Geschikte bloedgroepen

  • Een patiënt met bloedgroep A kan een donornier ontvangen met bloedgroep A en O.
  • Een patiënt met bloedgroep B kan een donornier ontvangen met bloedgroep B en O.
  • Een patiënt met bloedgroep AB kan een donornier ontvangen met bloedgroep A, B en O.
  • Een patiënt met bloedgroep O kan een donornier ontvangen met bloedgroep O (in geval van een levende nierdonatie kan een patient met bloedgroep O een donornier ontvangen met bloedgroep A, B of AB met een specifieke aanvullende voorbereidende behandeling (onder bepaalde voorwaarden)).

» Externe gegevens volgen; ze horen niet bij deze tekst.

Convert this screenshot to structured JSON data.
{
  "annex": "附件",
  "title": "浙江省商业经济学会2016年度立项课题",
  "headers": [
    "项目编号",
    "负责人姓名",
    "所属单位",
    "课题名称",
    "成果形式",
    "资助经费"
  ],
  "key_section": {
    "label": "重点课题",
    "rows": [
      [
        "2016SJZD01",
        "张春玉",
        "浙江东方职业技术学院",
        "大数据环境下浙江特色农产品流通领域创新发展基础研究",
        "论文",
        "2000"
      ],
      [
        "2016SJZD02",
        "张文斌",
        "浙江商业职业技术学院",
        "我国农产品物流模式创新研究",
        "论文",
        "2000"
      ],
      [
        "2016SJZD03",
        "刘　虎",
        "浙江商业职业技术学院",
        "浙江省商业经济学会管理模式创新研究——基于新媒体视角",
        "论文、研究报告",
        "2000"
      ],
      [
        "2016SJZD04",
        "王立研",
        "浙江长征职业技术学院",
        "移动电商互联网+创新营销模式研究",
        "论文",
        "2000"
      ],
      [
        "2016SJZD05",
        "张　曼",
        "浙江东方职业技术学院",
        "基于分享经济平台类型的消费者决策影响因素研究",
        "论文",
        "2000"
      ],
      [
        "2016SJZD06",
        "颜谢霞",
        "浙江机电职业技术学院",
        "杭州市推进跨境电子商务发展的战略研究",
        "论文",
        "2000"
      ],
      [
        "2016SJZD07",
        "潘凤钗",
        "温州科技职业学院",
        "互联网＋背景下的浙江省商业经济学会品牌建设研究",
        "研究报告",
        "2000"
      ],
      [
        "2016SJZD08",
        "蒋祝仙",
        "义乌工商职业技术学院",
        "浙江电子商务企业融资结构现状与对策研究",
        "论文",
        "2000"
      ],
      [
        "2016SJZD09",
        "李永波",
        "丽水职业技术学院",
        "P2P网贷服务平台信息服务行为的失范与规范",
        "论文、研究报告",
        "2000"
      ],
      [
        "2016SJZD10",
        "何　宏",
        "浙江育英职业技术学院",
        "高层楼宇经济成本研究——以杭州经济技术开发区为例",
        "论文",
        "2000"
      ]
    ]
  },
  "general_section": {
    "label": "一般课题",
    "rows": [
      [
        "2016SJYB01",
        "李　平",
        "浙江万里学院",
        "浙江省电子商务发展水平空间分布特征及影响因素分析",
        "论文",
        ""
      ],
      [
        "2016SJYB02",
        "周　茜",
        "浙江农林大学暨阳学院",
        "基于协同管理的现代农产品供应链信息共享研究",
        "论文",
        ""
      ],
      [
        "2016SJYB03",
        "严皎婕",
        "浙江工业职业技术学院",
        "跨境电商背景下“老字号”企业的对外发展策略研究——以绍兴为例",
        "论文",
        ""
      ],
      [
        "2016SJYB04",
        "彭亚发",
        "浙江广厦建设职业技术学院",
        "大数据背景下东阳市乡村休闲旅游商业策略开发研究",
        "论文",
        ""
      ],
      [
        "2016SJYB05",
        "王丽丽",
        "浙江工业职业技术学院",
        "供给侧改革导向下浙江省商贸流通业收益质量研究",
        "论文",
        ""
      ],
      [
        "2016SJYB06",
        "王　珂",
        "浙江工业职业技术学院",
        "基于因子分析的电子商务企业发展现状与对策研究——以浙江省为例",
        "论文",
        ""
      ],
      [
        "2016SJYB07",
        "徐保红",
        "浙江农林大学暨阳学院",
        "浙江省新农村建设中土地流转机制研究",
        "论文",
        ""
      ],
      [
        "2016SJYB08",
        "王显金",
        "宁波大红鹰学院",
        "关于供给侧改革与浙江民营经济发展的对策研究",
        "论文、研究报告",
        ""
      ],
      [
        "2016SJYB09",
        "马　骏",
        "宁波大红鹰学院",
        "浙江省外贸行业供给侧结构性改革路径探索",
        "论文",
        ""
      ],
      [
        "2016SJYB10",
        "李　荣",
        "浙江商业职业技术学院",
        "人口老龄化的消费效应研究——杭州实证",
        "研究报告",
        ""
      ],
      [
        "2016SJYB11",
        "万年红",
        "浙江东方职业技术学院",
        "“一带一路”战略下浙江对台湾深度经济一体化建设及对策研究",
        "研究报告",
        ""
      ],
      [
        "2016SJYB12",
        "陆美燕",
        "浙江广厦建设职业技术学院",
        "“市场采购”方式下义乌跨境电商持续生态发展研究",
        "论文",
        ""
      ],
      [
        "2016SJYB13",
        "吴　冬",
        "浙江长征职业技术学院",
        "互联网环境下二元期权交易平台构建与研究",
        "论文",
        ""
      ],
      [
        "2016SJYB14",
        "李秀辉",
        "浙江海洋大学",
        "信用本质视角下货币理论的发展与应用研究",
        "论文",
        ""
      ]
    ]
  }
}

De Rhesusfactor speelt bij een niertransplantatie geen rol.

Weefseltypering

Een weefseltypering is een bloedtest die de weefselkenmerken bepaalt. Die kenmerken zijn erfelijk bepaald. Ze zijn af te lezen aan bepaalde genen, de zogenaamde HLA-genen. Het vergelijken van weefselkenmerken noemt men HLA-matching (zoeken wat bij elkaar past).

Antistoffen

Antistoffen worden door het lichaam aangemaakt wanneer er lichaamsvreemde cellen in het lichaam komen. Onder lichaamsvreemde cellen verstaan we onder andere virussen, bloed (transfusie), zwangerschap en eerdere transplantaties. De taak van de antistoffen in het lichaam is het beschermen tegen bijvoorbeeld infectie. Antistoffen en afweercellen kunnen in het geval van een transplantatie een afstoting van de donornier veroorzaken.

Kruisproef

Bij een kruisproef wordt in het laboratorium bloed van de patiënt vermengd met het bloed van de donor. Wanneer er ondanks het overeenkomen van de bloedgroep toch klontering optreedt, zal het lichaam van de patiënt de donornier niet accepteren en afstoten.